Says the CEO during the company's quarterly earnings conference call:
Over the coming years, we will transform EA from a packaged goods company, to a fully integrated Digital entertainment company. We're transforming EA to a games as a service model by focusing on three new strategies.
#1: IP. We believe we are driving the strongest portfolio of IP in the industry with EA Sports, FIFA, Hasbro, Madden, Pogo, Battlefield, Need for Speed, The Sims, Tetris, Dragon Age, Mass Effect and more. We fully intend to make these properties into year-round businesses that lead their sectors across a range of platforms.
#2: Platform. Increasingly, we see ourselves as a software platform every bit as much as we see ourselves as a content maker for other companies platforms. We had a great start with 112 million consumers in our nucleus registration system, up from 61 million a year ago. And while we will continue to be a great partner to our best retail customers and our first-party partners, you will see the beginnings of a consumer game platform emerge at EA that complements and extends the console ecosystem and addresses the wider opportunity on other devices.
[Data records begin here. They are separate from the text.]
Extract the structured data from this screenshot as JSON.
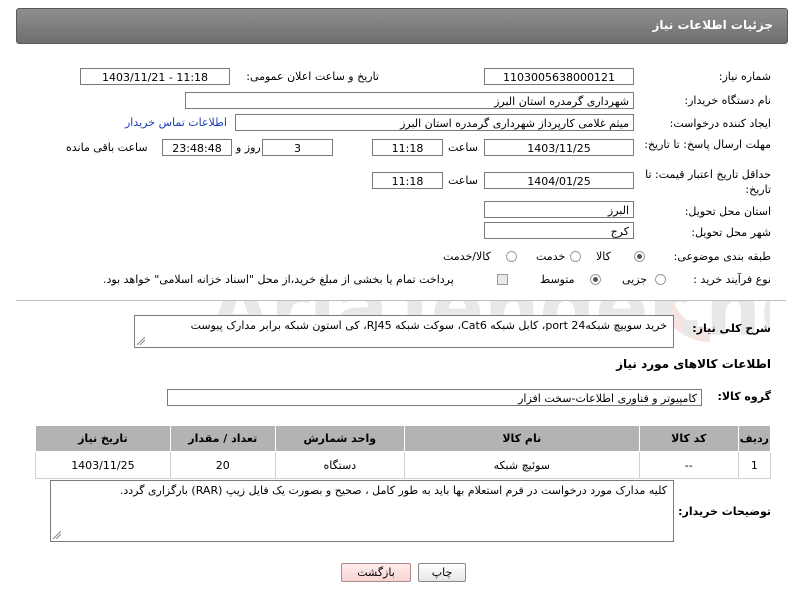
{
  "header": {
    "title": "جزئیات اطلاعات نیاز"
  },
  "fields": {
    "need_number_label": "شماره نیاز:",
    "need_number": "1103005638000121",
    "announce_label": "تاریخ و ساعت اعلان عمومی:",
    "announce_value": "1403/11/21 - 11:18",
    "buyer_org_label": "نام دستگاه خریدار:",
    "buyer_org": "شهرداری گرمدره استان البرز",
    "creator_label": "ایجاد کننده درخواست:",
    "creator": "میثم غلامی کارپرداز شهرداری گرمدره استان البرز",
    "contact_link": "اطلاعات تماس خریدار",
    "deadline_label": "مهلت ارسال پاسخ: تا تاریخ:",
    "deadline_date": "1403/11/25",
    "time_label": "ساعت",
    "deadline_time": "11:18",
    "days_value": "3",
    "days_label": "روز و",
    "remaining_time": "23:48:48",
    "remaining_label": "ساعت باقی مانده",
    "validity_label": "حداقل تاریخ اعتبار قیمت: تا تاریخ:",
    "validity_date": "1404/01/25",
    "validity_time": "11:18",
    "province_label": "استان محل تحویل:",
    "province": "البرز",
    "city_label": "شهر محل تحویل:",
    "city": "کرج",
    "category_label": "طبقه بندی موضوعی:",
    "category_options": [
      "کالا",
      "خدمت",
      "کالا/خدمت"
    ],
    "process_label": "نوع فرآیند خرید :",
    "process_options": [
      "جزیی",
      "متوسط"
    ],
    "payment_text": "پرداخت تمام یا بخشی از مبلغ خرید،از محل \"اسناد خزانه اسلامی\" خواهد بود."
  },
  "description": {
    "label": "شرح کلی نیاز:",
    "text": "خرید سوییچ شبکه24 port، کابل شبکه Cat6، سوکت شبکه RJ45، کی استون شبکه برابر مدارک پیوست"
  },
  "goods_section": {
    "title": "اطلاعات کالاهای مورد نیاز",
    "group_label": "گروه کالا:",
    "group_value": "کامپیوتر و فناوری اطلاعات-سخت افزار"
  },
  "table": {
    "headers": [
      "ردیف",
      "کد کالا",
      "نام کالا",
      "واحد شمارش",
      "تعداد / مقدار",
      "تاریخ نیاز"
    ],
    "rows": [
      [
        "1",
        "--",
        "سوئیچ شبکه",
        "دستگاه",
        "20",
        "1403/11/25"
      ]
    ]
  },
  "buyer_notes": {
    "label": "توضیحات خریدار:",
    "text": "کلیه مدارک مورد درخواست در فرم استعلام بها باید به طور کامل ، صحیح و بصورت یک فایل زیپ (RAR) بارگزاری گردد."
  },
  "buttons": {
    "print": "چاپ",
    "back": "بازگشت"
  },
  "watermark": {
    "text": "AriaTender.net"
  }
}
#3: Talent. To deliver on the 2 strategies above, IP and platform, we will expand on a model that is already working at EA, and only at EA. We are the only company with world-class teams working across platforms on social, mobile, and console development. We are integrating these teams and augmenting them with product monetization and marketing. It's a big change. As an investor, you can see this as a way to better manage our IP and drive up the ARPU for our core properties. As a developer, you can see this as the reason EA will be the most interesting and satisfying place to work in the game industry.
The shift, when it occurs, will be a massive one. EA is one of the largest video game publishers in the world. Its revenue relies heavily upon packaged goods selling at various retail outlets.